Apparently, the Alexander School missed the message and is testing this new procedure. The interesting (or scary) part is that the school also went out and hired the very same law firm that successfully sued the Village on Palmer’s behalf. (That sound you just heard is your tax bill rising.)
In a carefully worded letter attached to the application, the school’s attorney diplomatically points out that the Village is trampling Alexander School’s constitutionally protected property rights:
Alexander School, Inc., as owner of the School Property, respectfully maintains that Section 10.1 of the Village Charter is unconstitutional in that it inhibits their right to petition the Village Council and be heard by the Council in a public hearing to seek amendment of the development rights on their property as prescribed in the U.S. Constitution and the Citizens’ Bill of Rights of Palmetto Bay. Section 10.1 does not treat uses where public assembly of persons is proposed in an equal, or consistent, manner. In addition, we believe that State Attorney General Opinion 2012-32 and State Attorney General Opinion 83-31, copies of which are attached, hold that a local government may not require the written consent of certain adjoining property owners prior to the commencement of construction. We believe that Section 10.1 results in the illegal delegation by the Village to certain property owners of the Village Council’s legislative power to regulate zoning and land use, and to determine public policy by such regulation. (Emphasis by SDM.)
SDM read the Attorney General Opinions cited (they are included in the item if you want to review them) and thinks the attorney is representing them fairly. (Maybe some of you legal eagles can offer your opinion in the comments? Pretty please?)
SDM Wonders: Will the Village Attorney – already under withering fire from all sides – have the stones (figuratively speaking, of course) to tell the people who pay her bills the truth about this legal question?
Requiring 75% of voters to approve the change strikes SDM as unconstitutional, too. (Wake up Bilzin Sumberg!) Seriously, if the village council doesn’t want the responsibility for administering the zoning code, then why do they limit the input to only those who vote?

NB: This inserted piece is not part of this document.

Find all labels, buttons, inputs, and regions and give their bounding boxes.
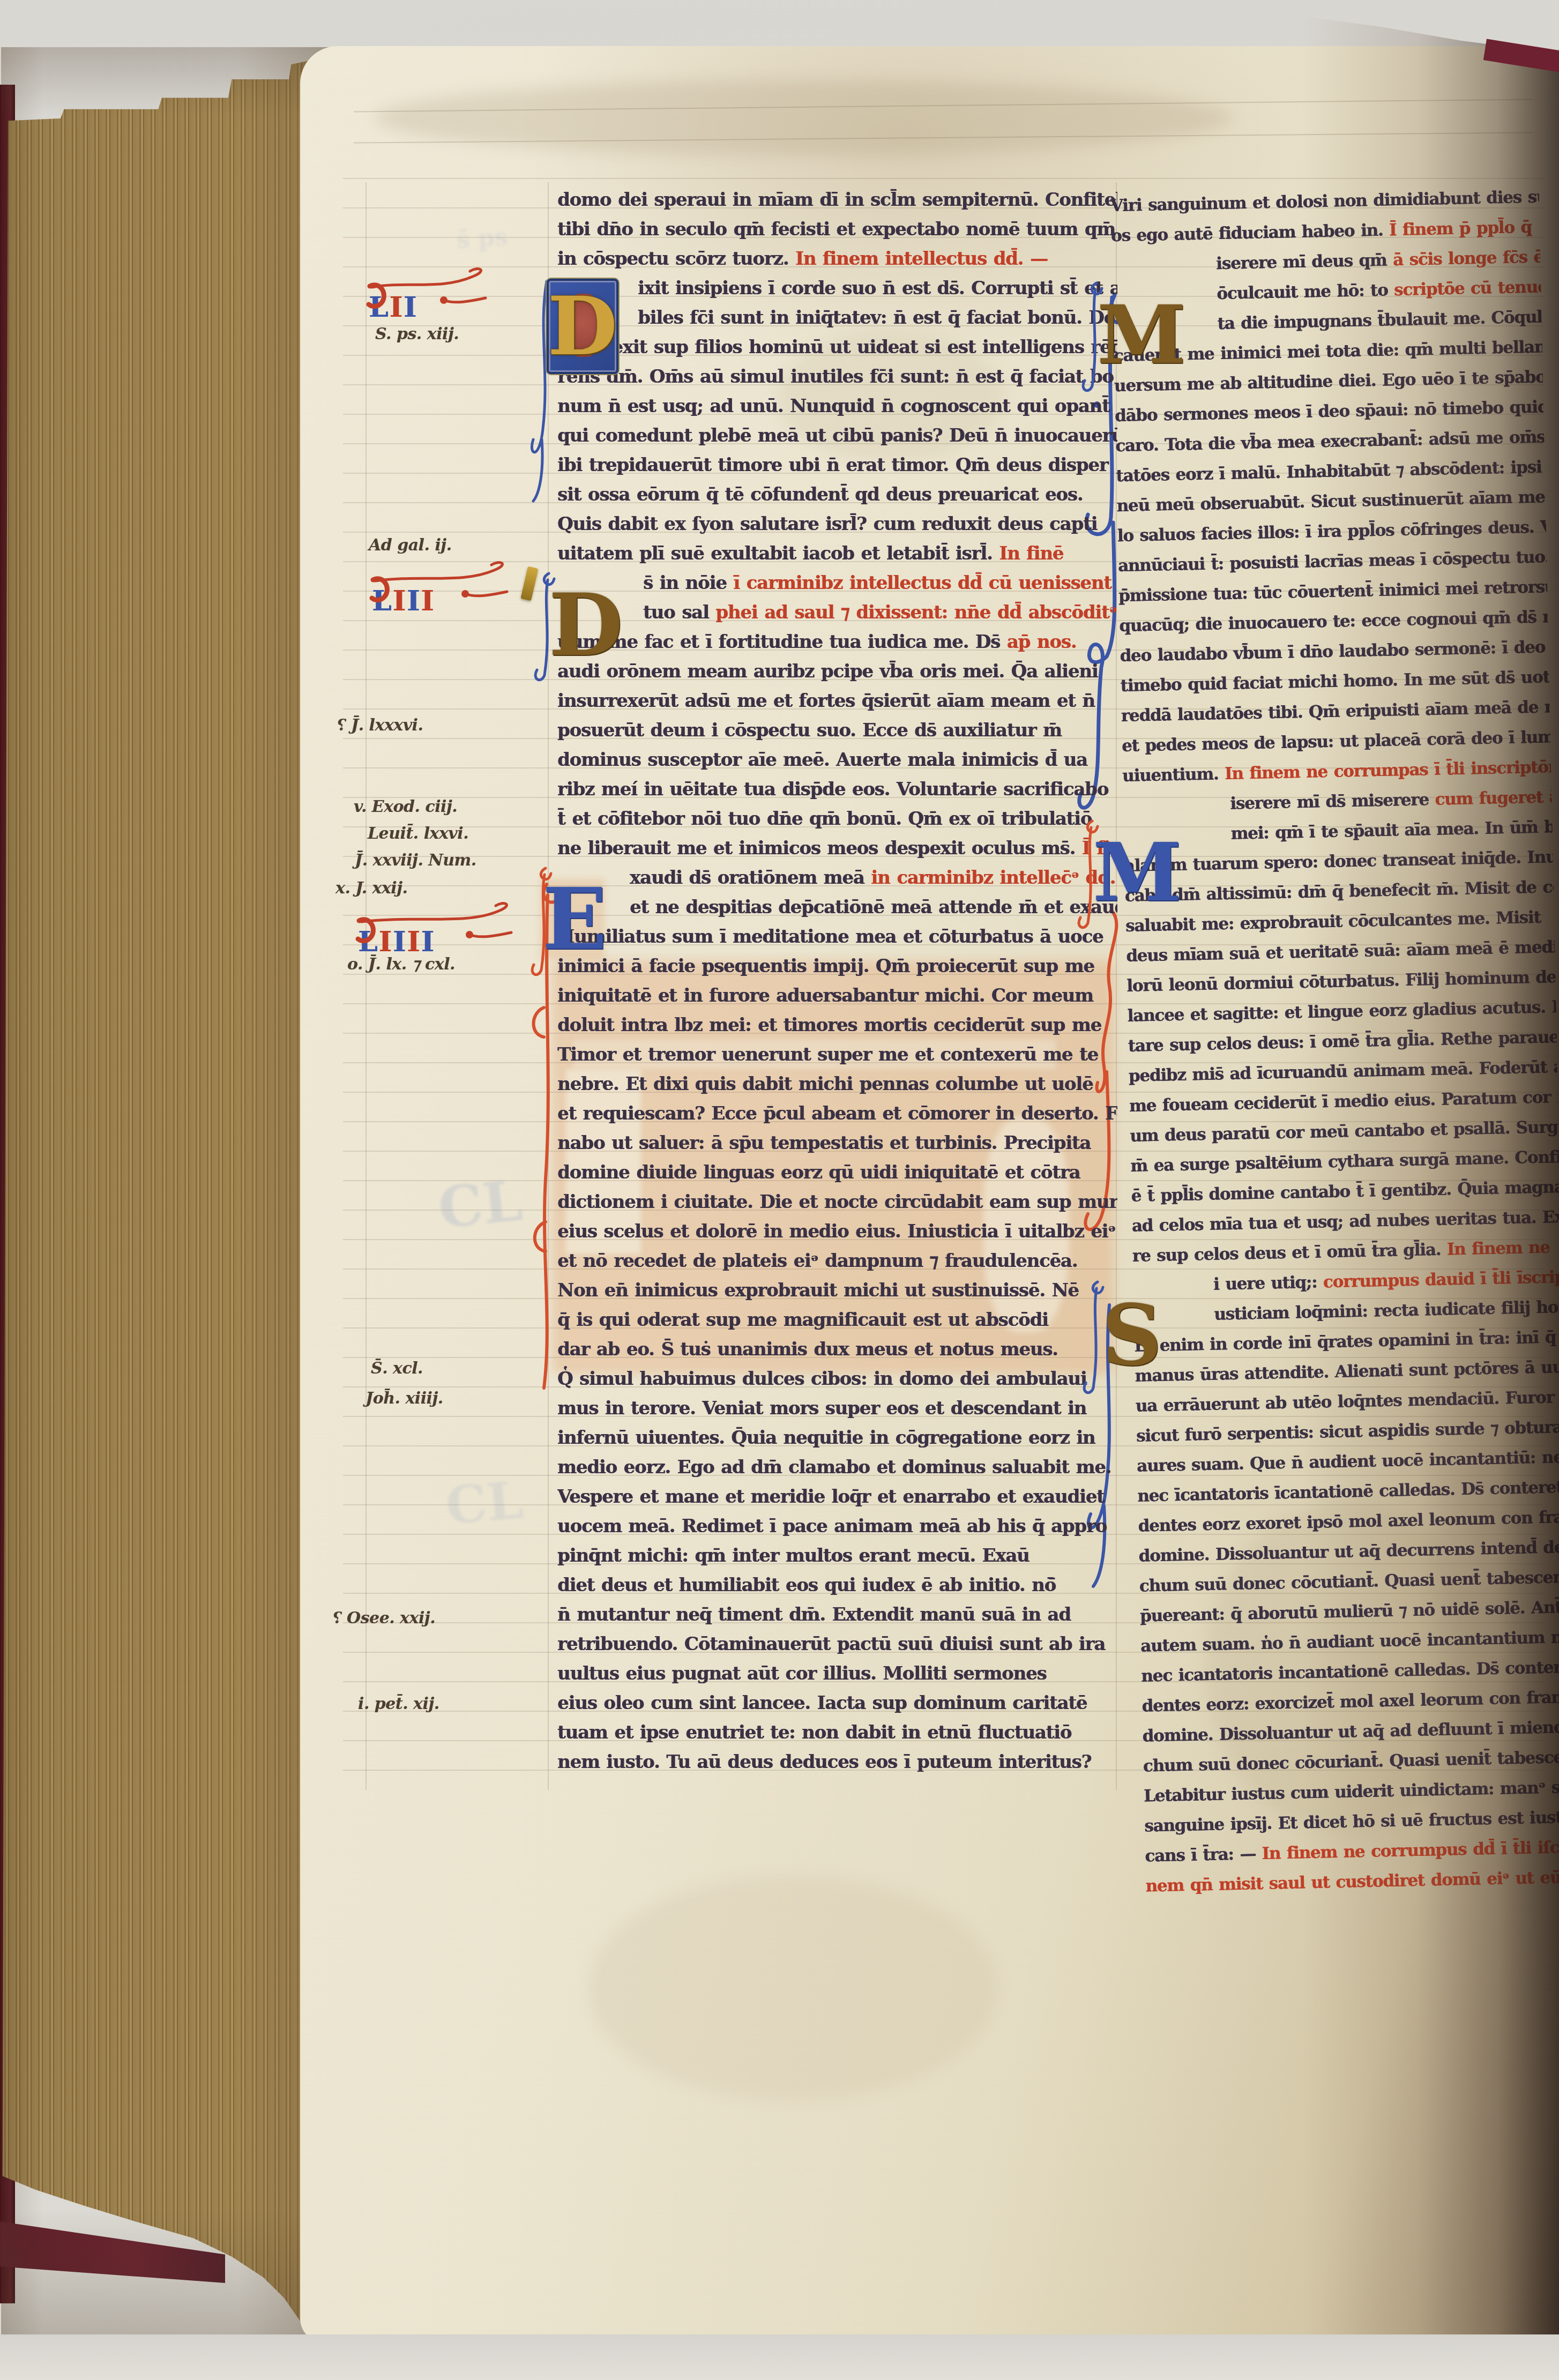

Surely some of the adjacent property owners are not registered – heck, they may not even be U.S. citizens. (Yes, SDM is aware that this is Miami and everyone votes whether they are “legally” allowed or not. Humor us, okay?)
Even non-citizens and unregistered people pay taxes and their property is just as much “at risk” as the neighboring owners who vote. (SDM is using quotations around “at risk” because we don’t agree that children devalue neighboring property and want proof, damn it!)
Then again, these 59 kids are probably going to clog the streets of the entire village with their soccer parents and their minivans, so why doesn’t every property owner get to vote? (Help, Help! SDM’s being repressed!!!”)
Oh yeah! SDM remembers why all of us don’t get to vote on this question: It’s that pesky U.S. constitution and its impertinent protections of the individual against the inconstant majority. Almost forgot that silly provision.
SDM Says: Thank you prior Mayor and Council for failing to even review the charter amendments and for listening to the SOPs and CCOCIers who demanded you place those charter amendments on the ballot despite their flaws. And a pox on all you voters who approved this amendment thinking that your council had vetted them. Silly fools, your chickens are coming home…to roost…again.